Yes, Chef
By Marcus Samuellson
2012
read by Marcus Samuellson
Now, Marcus Samuellson is a successful celebrity chef. Way back when, he was a toddler in Ethiopia dying of tuberculosis, and then a kid in Sweden determined to become a professional soccer player, and then a young man in Europe and America trying to get a job and work his way up the career path. This is the story of how he got from there to here, and it’s an excellent story.
One thing that really impresses me with this book is how he manages to not only tell about his actions and experiences in the past, but also to portray his perspective and thought process in the past. When he was writing about his childhood, he wrote as an adult recounting his childhood, but as he was writing about his experiences as a young adult growing into a mature adult, his writing also changed to reflect the change from being driven young man with an overriding ambition to being a much more socially aware adult who didn’t take family for granted.
I was really glad that I experienced this as an audiobook, not because it would have been at all bad as a standard book, but because the audio version is read by Samuellson himself. He doesn’t have the perfect elocution of a professional audiobook reader, but he does have real emotional connection to the story he’s telling. As an autobiography, it gains even more power by being told, literally, in his own voice.
Also, his descriptions of food make me wish that I was more of a foodie. I like food, but I also like simple flavors. Samuellson’s descriptions of the rich and complex flavors that he loves are tantalizing.
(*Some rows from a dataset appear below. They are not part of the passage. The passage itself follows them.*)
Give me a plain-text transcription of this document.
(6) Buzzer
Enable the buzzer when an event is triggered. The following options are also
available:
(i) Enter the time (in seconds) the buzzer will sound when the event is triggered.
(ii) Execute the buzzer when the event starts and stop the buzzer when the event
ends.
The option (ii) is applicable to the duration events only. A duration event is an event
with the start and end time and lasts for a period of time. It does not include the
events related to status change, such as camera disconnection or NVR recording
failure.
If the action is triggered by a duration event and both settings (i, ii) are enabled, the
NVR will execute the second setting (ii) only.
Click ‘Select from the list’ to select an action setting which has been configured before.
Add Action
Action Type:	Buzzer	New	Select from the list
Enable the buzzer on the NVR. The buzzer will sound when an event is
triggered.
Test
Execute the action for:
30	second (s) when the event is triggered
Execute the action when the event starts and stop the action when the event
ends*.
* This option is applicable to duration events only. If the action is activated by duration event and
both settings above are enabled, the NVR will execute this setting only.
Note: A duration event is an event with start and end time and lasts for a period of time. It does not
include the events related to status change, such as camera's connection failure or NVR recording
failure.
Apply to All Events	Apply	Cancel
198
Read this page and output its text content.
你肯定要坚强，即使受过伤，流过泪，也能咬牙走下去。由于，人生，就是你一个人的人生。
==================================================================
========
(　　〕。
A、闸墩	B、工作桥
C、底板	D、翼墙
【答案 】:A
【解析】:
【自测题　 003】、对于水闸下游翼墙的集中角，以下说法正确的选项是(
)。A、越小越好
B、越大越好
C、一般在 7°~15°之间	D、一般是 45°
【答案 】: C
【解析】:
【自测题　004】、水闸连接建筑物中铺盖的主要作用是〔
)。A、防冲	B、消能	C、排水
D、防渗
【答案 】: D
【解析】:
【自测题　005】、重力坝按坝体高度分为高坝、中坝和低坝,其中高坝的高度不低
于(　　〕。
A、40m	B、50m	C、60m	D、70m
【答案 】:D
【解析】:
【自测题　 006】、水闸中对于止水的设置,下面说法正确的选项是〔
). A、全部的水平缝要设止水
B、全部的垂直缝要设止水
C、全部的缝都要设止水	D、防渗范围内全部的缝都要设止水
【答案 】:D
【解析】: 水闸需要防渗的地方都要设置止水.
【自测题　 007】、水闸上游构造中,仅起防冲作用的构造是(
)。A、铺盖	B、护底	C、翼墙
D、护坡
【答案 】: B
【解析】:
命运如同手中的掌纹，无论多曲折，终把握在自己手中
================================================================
The one problem I had with the book is that some of the transitions are pretty abrupt, and a couple of times abrupt enough to be confusing, where I wasn’t quite sure what happened. Also, I got the distinct impression that he was living by the same parental advice I got, that “if you can’t say something nice, don’t say anything at all.” Not that all of his experiences were good by any means, or even that all the people were nice (not at all!) but no one and nothing is presented as unmitigated badness, and that is something I appreciate. Sometimes that might mean skipping over a period of his life, maybe, but for the most part Samuellson seems to genuinely like and respect people. Even the most difficult people (and there are apparently a lot of difficult people in the cooking community, good grief – I’m extremely glad that I don’t have to put up with that) have something good about them and Samuellson sees that.
Anyway, I enjoyed this book a great deal and I definitely recommend it so that you can enjoy it, too.
Marcus Samuellson is awesome! I loved him on Top Chef Masters; he really just seems like the nicest guy ever, which is super rare in the chef world. I loved how you told me that his “if you can’t say something nice, don’t say anything at all” particularly applied to Gordon Ramsey, who got a single, factual sentence in the book. I’d always sort of given Ramsey the benefit of the doubt and figured he might be playing up a persona for the cameras but it sounds like he doesn’t have to play it up very much.
Hah! Yeah. Most of the chefs mentioned seem to be major asses (my opinion based on their recounted actions), but Samuellson always mentions their good features along with the bad. Ramsey, on the other hand, doesn’t appear to have the good parts to match his bad, so only gets the briefest mention about, ironically, cursing Samuellson out for not mentioning Ramsey in an interview.